Helping Westmead Children’s Hospital to educate teens with diabetes.

Being a teenager is tough. It’s a time of physical, mental, and emotional growth but especially difficult for those managing diabetes. Just as the changes happening in their bodies make maintaining blood glucose control more challenging, teens are often expected to take more responsibility for managing their diabetes. However, there are thousands of teenagers currently who are not managing their disease properly due to the influence of drugs, alcohol and partying.

Project Goals

Eli Lilly in conjunction with Westmead Children’s Hospital and Westmead Hospital asked Freckle to help develop two booklets that were specifically aimed at teenagers to highlight the risks they faced and how to actively avoid them. It would be given to them during their check up visit at the hospital. They needed to for a useful function for teenagers and act as a reminder of how their decisions can influence their health.

Our Approach

Before putting pen to paper, finding out how teens react to being talked to about their diabetes was important.  Speaking with clinicians led us to create the ‘Know your Stuff’ campaign. Know your Stuff – Safe Partying, Driving and Diabetes and Know your Stuff – Pregnancy, Sex and Diabetes were designed in collaboration with the clinicians who deal with kids on a daily basis. They presented handy information and tips to teens in a format which was discrete and quick to read, even if they are out with friends.

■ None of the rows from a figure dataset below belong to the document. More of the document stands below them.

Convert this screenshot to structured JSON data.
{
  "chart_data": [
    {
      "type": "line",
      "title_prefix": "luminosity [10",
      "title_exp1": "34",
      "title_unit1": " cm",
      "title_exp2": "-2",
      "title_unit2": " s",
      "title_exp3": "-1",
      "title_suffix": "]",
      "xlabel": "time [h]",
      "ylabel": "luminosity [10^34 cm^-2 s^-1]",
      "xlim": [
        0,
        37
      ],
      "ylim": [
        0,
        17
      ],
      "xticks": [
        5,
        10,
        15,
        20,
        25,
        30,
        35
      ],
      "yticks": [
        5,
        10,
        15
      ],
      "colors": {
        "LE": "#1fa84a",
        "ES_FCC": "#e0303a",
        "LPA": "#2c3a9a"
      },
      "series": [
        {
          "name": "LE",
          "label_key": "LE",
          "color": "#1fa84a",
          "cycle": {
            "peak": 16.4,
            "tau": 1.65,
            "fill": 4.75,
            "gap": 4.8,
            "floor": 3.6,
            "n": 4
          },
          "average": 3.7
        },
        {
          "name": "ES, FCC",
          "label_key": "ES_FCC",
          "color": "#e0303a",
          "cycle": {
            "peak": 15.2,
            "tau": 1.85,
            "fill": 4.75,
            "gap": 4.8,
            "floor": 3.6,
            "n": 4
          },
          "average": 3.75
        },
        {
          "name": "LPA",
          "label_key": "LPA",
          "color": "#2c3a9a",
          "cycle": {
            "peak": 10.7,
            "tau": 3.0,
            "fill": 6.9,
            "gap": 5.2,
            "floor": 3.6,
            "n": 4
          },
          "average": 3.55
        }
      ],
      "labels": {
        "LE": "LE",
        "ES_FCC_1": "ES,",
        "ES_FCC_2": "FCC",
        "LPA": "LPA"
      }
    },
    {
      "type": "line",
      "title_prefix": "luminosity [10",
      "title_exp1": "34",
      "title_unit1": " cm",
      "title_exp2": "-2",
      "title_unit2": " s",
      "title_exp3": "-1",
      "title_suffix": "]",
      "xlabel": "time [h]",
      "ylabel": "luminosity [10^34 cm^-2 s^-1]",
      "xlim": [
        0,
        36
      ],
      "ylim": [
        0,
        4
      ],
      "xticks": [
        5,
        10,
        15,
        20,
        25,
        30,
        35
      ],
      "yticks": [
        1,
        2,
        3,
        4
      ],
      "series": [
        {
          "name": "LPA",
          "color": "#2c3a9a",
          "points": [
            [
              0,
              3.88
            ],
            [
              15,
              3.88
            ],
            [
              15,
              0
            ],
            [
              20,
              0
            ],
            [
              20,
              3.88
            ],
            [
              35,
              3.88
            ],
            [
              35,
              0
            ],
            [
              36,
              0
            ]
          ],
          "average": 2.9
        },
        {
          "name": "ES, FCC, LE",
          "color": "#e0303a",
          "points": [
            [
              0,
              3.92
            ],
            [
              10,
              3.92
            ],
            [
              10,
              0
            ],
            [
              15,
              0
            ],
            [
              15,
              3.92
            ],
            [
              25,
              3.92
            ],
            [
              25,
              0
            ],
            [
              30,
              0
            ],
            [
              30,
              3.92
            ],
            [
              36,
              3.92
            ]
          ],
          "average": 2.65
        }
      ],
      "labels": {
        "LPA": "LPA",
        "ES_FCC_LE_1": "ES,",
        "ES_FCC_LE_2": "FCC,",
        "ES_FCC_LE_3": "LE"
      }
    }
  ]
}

We helped Westmead refine the copy and content so that it would engage teens and avoid coming across as boring or condescending. Recommending a pocket-sized printed piece and managing the production process through to delivery also took the pressure off the team at Westmead, enabling them to focus on what they were best at rather than chasing printers and the minuture of the job.


The Result

Both booklets continue to be a useful tool for clinicians, remaining a core piece of information handed to teenagers to help them maintain a healthy lifestyle and take more responsibility for managing their diabetes.